Re: [tsvwg] plan for L4S issue #29

Sebastian Moeller <moeller0@gmx.de> Wed, 30 September 2020 09:09 UTC

Content-Type: text/plain; charset="utf-8"
Mime-Version: 1.0 (Mac OS X Mail 12.4 \(3445.104.17\))
From: Sebastian Moeller <moeller0@gmx.de>
In-Reply-To: <968abd8f-ba18-23de-b9ca-9eb1a0aaba09@erg.abdn.ac.uk>
Date: Wed, 30 Sep 2020 11:09:30 +0200
Cc: Greg White <g.white@CableLabs.com>, "Rodney W. Grimes" <ietf@gndrsh.dnsmgr.net>, Mikael Abrahamsson <swmike=40swm.pp.se@dmarc.ietf.org>, "tsvwg@ietf.org" <tsvwg@ietf.org>
Content-Transfer-Encoding: quoted-printable
Message-Id: <03CDC52C-2783-45A3-85E8-4B1135D45384@gmx.de>
References: <202009291549.08TFnvFV068509@gndrsh.dnsmgr.net> <c7080365-233c-5f1e-ef5c-1f42c969042a@erg.abdn.ac.uk> <73562E45-3EE7-43D4-B26B-76478AE19AF8@cablelabs.com> <C68807B2-EF30-4263-BD66-29106C62261D@gmx.de> <968abd8f-ba18-23de-b9ca-9eb1a0aaba09@erg.abdn.ac.uk>
To: Gorry Fairhurst <gorry@erg.abdn.ac.uk>
Archived-At: <https://mailarchive.ietf.org/arch/msg/tsvwg/ZHbemOzzMQXvgbGaAD0c2iYplb0>
Subject: Re: [tsvwg] plan for L4S issue #29
Precedence: list

Hi Gory,


> On Sep 30, 2020, at 10:21, Gorry Fairhurst <gorry@erg.abdn.ac.uk> wrote:
> 
> See below.
> 
> On 30/09/2020 09:00, Sebastian Moeller wrote:
>> Dear Greg,
>> 
>> more below in-line, prefixed with [SM]...
>> 
>>> On Sep 30, 2020, at 00:48, Greg White <g.white@CableLabs.com> wrote:
>>> 
>>> 
>>> 
>>> On 9/29/20, 10:05 AM, "tsvwg on behalf of Gorry Fairhurst" <tsvwg-bounces@ietf.org on behalf of gorry@erg.abdn.ac.uk> wrote:
>>> 
>>>    See below.
>>> 
>>>    On 29/09/2020 16:49, Rodney W. Grimes wrote:
>>>>> On Mon, 28 Sep 2020, Gorry (erg) wrote:
>>>>> 
>>>>>> At some point the working group needs to publish the spec. - This final
>>>>>> stage is taking longer than I would hope, and I do hope that will be
>>>>>> seeing a WGLC soon.
>>>>> Do we actually?
>>>    Yes.
>>> 
>>>>> I still haven't ruled out that we decide not to use these bits, for now,
>>>>> because we don't know enough how it will affect the entire Internet.

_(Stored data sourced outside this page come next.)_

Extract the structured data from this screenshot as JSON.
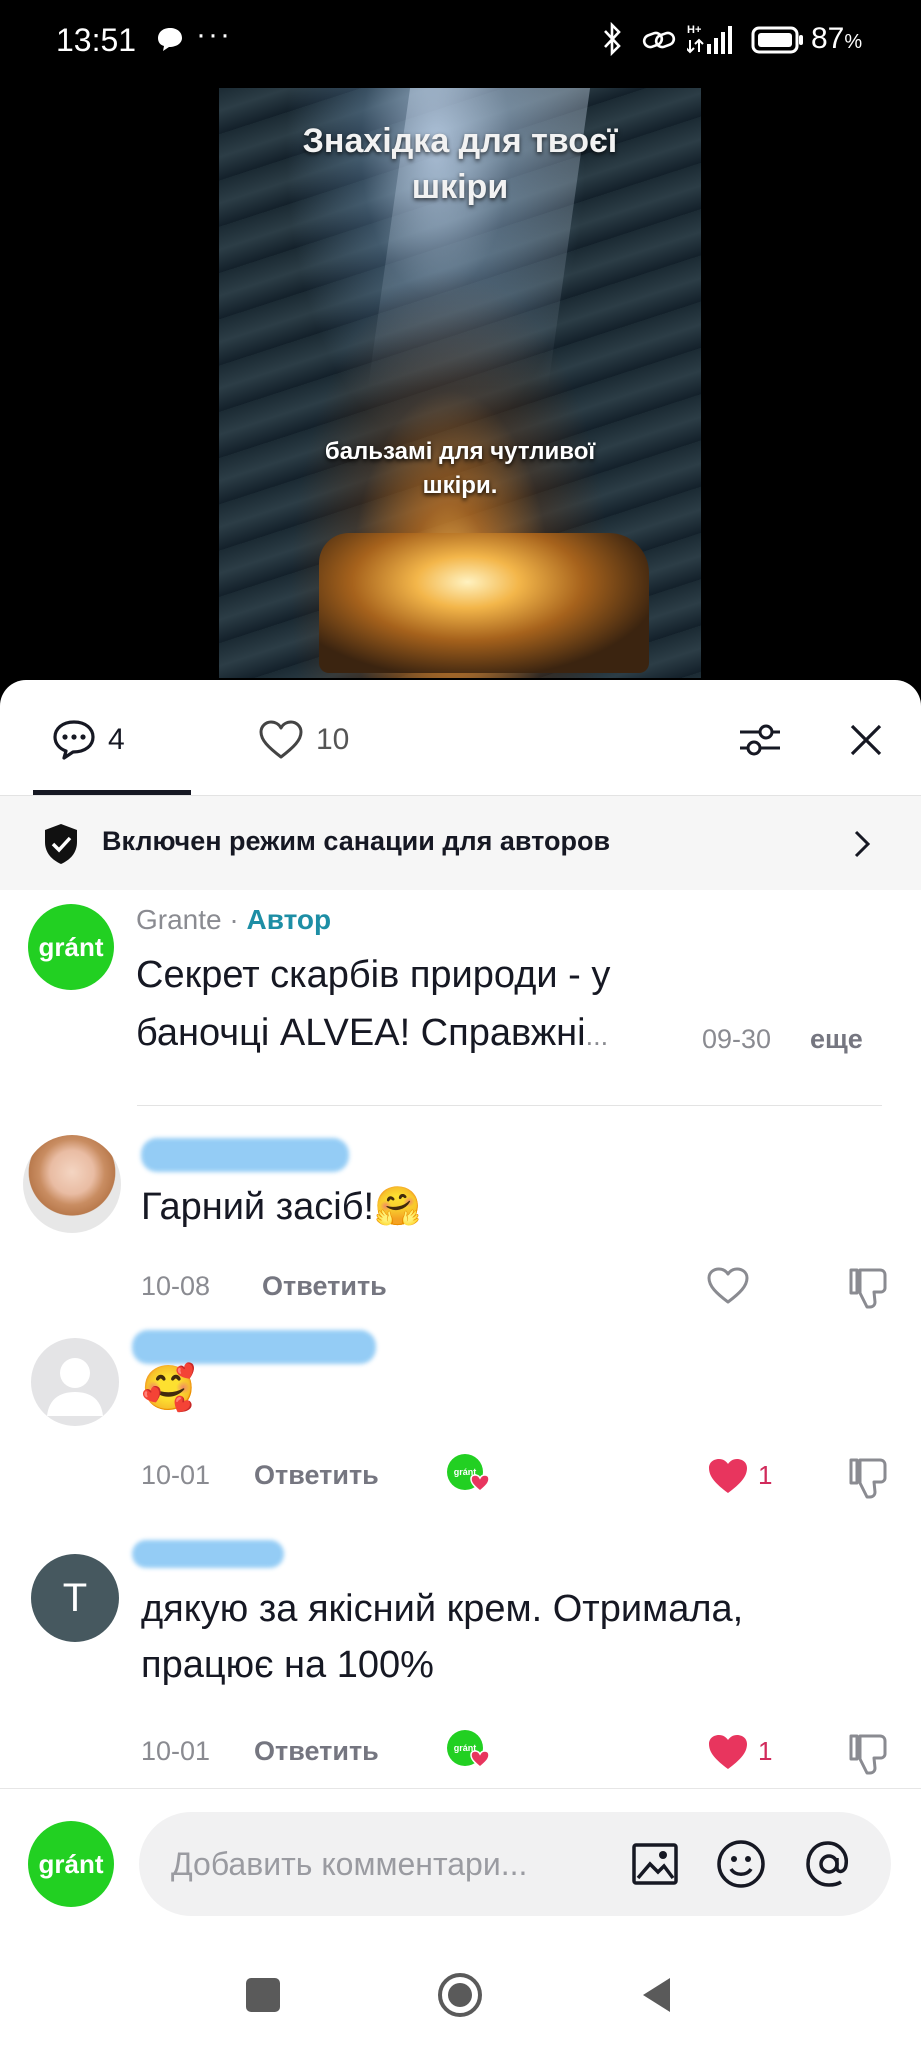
{
  "status_bar": {
    "time": "13:51",
    "dots": "···",
    "battery": "87",
    "battery_unit": "%"
  },
  "video": {
    "title_line1": "Знахідка для твоєї",
    "title_line2": "шкіри",
    "caption_line1": "бальзамі для чутливої",
    "caption_line2": "шкіри."
  },
  "tabs": {
    "comments_count": "4",
    "likes_count": "10"
  },
  "notice": {
    "text": "Включен режим санации для авторов"
  },
  "comments": [
    {
      "username": "Grante",
      "separator": " · ",
      "author_tag": "Автор",
      "text_line1": "Секрет скарбів природи - у",
      "text_line2": "баночці ALVEA! Справжні",
      "ellipsis": "...",
      "date": "09-30",
      "more": "еще"
    },
    {
      "text": "Гарний засіб!🤗",
      "date": "10-08",
      "reply": "Ответить"
    },
    {
      "text": "🥰",
      "date": "10-01",
      "reply": "Ответить",
      "likes": "1"
    },
    {
      "avatar_letter": "T",
      "text_line1": "дякую за якісний крем. Отримала,",
      "text_line2": "працює на 100%",
      "date": "10-01",
      "reply": "Ответить",
      "likes": "1"
    }
  ],
  "composer": {
    "placeholder": "Добавить комментари..."
  },
  "brand": {
    "logo_text": "gránt",
    "accent": "#22d022",
    "like_color": "#d12a5b",
    "author_color": "#1d8ea5"
  }
}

>>>    Still possible, if the WG as a whole decides that.
>>> 
>>> We're talking about WGLC to begin an experiment.
>> 	[SM] I believe that we are conflating two "experiments" here:
>> 
>> 1) the absolutely required experiments to what degree L4S will realize its claimed characteristics (or its promises) under a number of conditions that are relevant/prevalent in the real world.

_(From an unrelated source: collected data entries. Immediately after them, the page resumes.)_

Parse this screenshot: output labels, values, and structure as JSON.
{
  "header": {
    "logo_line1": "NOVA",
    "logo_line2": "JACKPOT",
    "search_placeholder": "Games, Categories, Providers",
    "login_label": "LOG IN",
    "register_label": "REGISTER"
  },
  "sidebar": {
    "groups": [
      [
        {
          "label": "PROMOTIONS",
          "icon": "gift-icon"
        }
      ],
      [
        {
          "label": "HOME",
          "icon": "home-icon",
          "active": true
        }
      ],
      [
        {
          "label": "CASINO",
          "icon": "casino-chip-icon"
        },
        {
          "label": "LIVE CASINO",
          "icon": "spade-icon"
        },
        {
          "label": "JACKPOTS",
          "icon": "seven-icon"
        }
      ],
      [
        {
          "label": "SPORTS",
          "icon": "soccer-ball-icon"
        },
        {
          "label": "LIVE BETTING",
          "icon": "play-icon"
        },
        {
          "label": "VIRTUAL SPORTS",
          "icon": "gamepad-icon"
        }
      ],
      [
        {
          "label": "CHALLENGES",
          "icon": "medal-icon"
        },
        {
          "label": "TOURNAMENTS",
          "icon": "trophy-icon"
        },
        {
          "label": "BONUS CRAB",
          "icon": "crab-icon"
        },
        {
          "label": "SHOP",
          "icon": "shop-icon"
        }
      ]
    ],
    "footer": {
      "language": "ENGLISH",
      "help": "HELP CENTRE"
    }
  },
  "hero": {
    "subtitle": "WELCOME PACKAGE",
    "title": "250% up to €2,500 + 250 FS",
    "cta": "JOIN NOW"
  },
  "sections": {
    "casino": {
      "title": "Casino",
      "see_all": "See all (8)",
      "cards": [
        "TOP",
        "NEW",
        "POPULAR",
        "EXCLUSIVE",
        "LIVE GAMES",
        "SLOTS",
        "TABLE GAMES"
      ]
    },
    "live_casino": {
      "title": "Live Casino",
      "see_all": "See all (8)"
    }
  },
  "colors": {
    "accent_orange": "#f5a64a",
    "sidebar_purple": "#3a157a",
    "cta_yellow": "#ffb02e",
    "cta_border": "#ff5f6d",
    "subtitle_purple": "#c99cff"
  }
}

>> 2) how to deploy L4S in the real world.
>> 
>> If we look carefully at these two experiments it becomes obvious, that an RFC in the experimental track seems necessary for 2), but 1) can and should proceed long before 2) is being addressed. To be blunt, if experiment 1) is not clearly demonstrating improvements over the state of the art, then 2) becomes moot.
>> 
>> @CHAIRS: Could you please let me know, if you agree?
>> 
>>> The interest by the community in achieving the expected benefits of L4S was well represented at the consensus call. I believe that the WG needs to honor the consensus position and move forward with planning the experiment.

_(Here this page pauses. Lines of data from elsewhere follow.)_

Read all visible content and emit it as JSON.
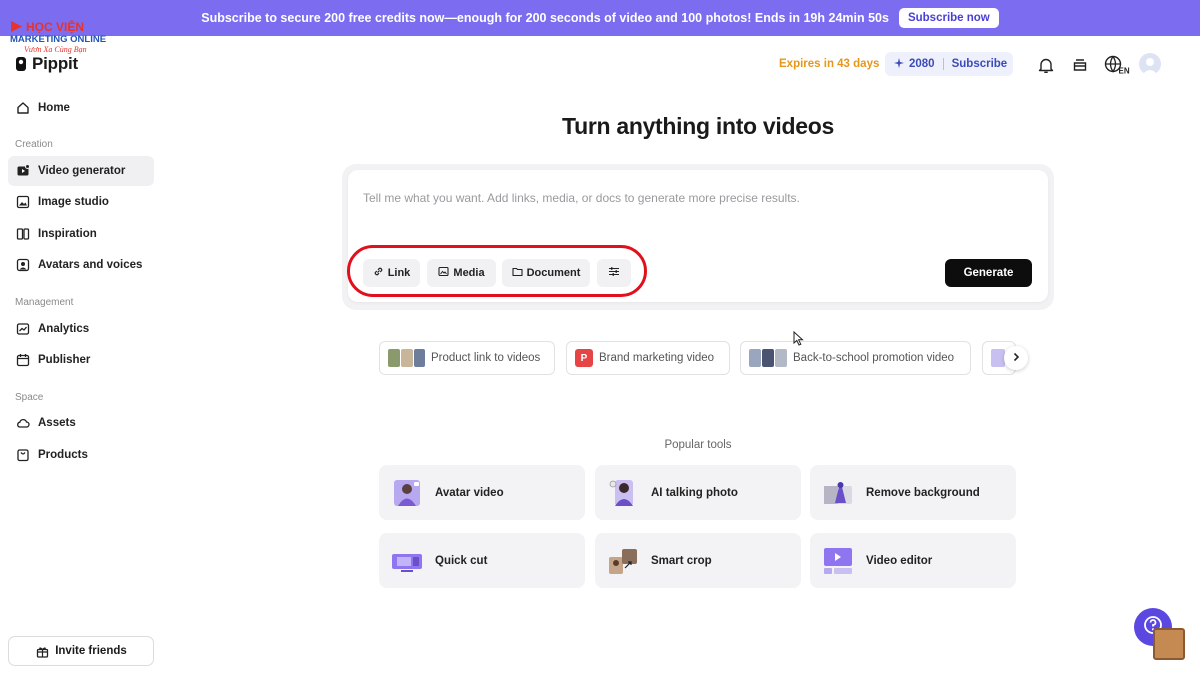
{
  "banner": {
    "text": "Subscribe to secure 200 free credits now—enough for 200 seconds of video and 100 photos! Ends in 19h 24min 50s",
    "button": "Subscribe now",
    "color": "#7b6cf0"
  },
  "watermark": {
    "line1": "HỌC VIỆN",
    "line2": "MARKETING ONLINE",
    "line3": "Vươn Xa Cùng Bạn"
  },
  "app": {
    "logo_text": "Pippit"
  },
  "sidebar": {
    "home": "Home",
    "sections": [
      "Creation",
      "Management",
      "Space"
    ],
    "creation_items": [
      {
        "label": "Video generator",
        "icon": "video-generator-icon",
        "active": true
      },
      {
        "label": "Image studio",
        "icon": "image-studio-icon"
      },
      {
        "label": "Inspiration",
        "icon": "inspiration-icon"
      },
      {
        "label": "Avatars and voices",
        "icon": "avatar-icon"
      }
    ],
    "management_items": [
      {
        "label": "Analytics",
        "icon": "analytics-icon"
      },
      {
        "label": "Publisher",
        "icon": "calendar-icon"
      }
    ],
    "space_items": [
      {
        "label": "Assets",
        "icon": "cloud-icon"
      },
      {
        "label": "Products",
        "icon": "bag-icon"
      }
    ],
    "invite": "Invite friends"
  },
  "header": {
    "expires": "Expires in 43 days",
    "credits": "2080",
    "subscribe": "Subscribe",
    "language": "EN"
  },
  "main": {
    "headline": "Turn anything into videos",
    "placeholder": "Tell me what you want. Add links, media, or docs to generate more precise results.",
    "chips": {
      "link": "Link",
      "media": "Media",
      "document": "Document"
    },
    "generate": "Generate",
    "suggestions": [
      "Product link to videos",
      "Brand marketing video",
      "Back-to-school promotion video"
    ],
    "popular_title": "Popular tools",
    "tools": [
      "Avatar video",
      "AI talking photo",
      "Remove background",
      "Quick cut",
      "Smart crop",
      "Video editor"
    ]
  },
  "colors": {
    "accent": "#5b48e0",
    "expires": "#e6971b",
    "highlight": "#e0101c"
  }
}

>> 	[SM] That is a call for experiment 1), but the drafts really aim for experiment 2).
>> 
>> 
>>> With appropriate guidance I believe the experiment can commence and we can begin to understand whether any of the concerns raised are real, and if they are, how to resolve them.
>> 	[SM] I disagree, at the current time, neither the drafts (L4S and operational guidance) are properly tailored for type 1) experiments.
>> 
>>> For the L4S Operational Guidance draft, I would appreciate constructive input from those who are interested in making the experiment a success (thanks already to Sebastian for his comments).  Important aspects include: If a sender wishes to test an L4S congestion control algorithm (Prague or otherwise) what should they be monitoring to understand how much of a benefit are they getting, what impact are they causing to non-L4S flows, etc.? If a network operator wishes to test an L4S compliant network element, what should they monitor?  What actions should either entity take with the resulting information?
>> 	[SM] These are all good points. Let me add a few thoughts here.
>> 
>> Let's assume an endpoint wants to participate in testing it will require a few things:
>> 1) a L4S-compatible transport that sets ECT(1), L4S-incompatible transports that set ECT(1), as well as standards compliant transports (ECT(0)/ no ECN)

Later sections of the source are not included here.